Following three of the warmest years on record, as scientists reckon with climate tipping points and states and cities grapple with the escalating cost of extreme weather and more intense wildfires, the Trump administration this week is expected to formally eliminate the U.S. government’s role in controlling greenhouse gas pollution.

By revoking its 17-year-old scientific finding that greenhouse gases endanger public health and welfare, the Environmental Protection Agency will demolish the legal underpinning of its authority to act on climate change under the Clean Air Act.

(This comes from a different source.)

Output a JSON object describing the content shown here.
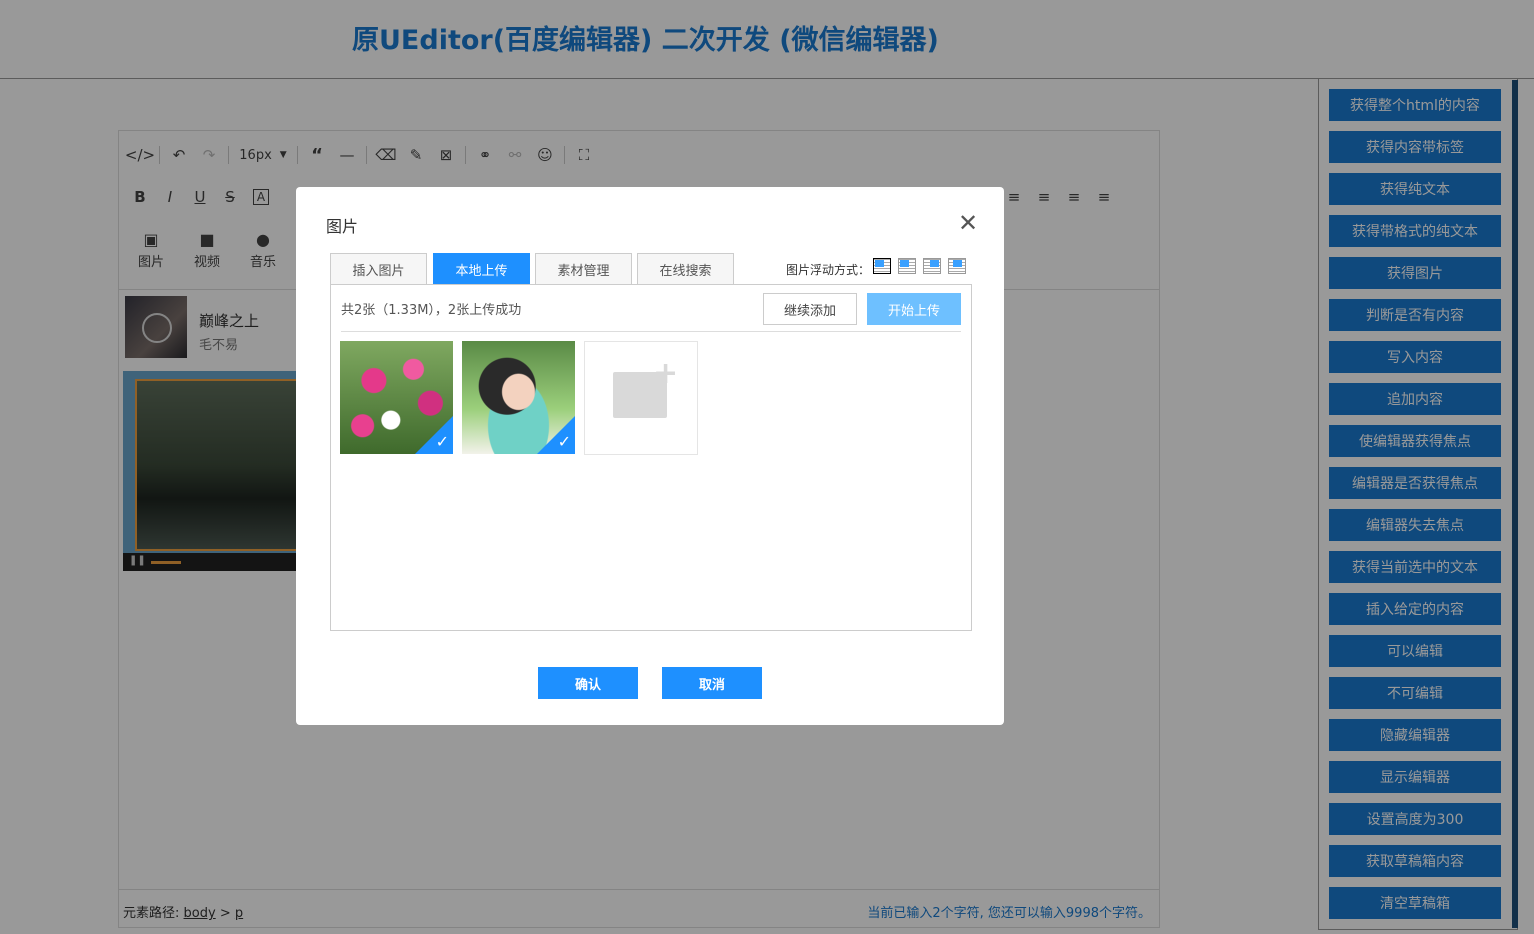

EPA Administrator Lee Zeldin will be alongside President Donald Trump for an event Wednesday focused on boosting U.S. use of coal, as mercury and air toxics standards are repealed. That is expected to be a prelude to Zeldin finalizing the endangerment finding repeal, an assignment the president handed him in an executive order signed on the first day of his second term in office

[…]

“Communities across the country will bear the brunt of this decision—through dirtier air, higher health costs, and increased climate harm,” said Michelle Roos, executive director of the Environmental Protection Network, a group of former EPA employees, in a statement. “The Trump EPA is surrendering its responsibility, turning its back on families and communities already facing the highest pollution and health risks, and dismantling decades of science and progress.”

Said Joseph Goffman, EPA’s top air official during the Biden administration, “This move is a fundamental betrayal of EPA’s responsibility to protect human health. It is legally indefensible, morally bankrupt, and completely untethered from the scientific record.”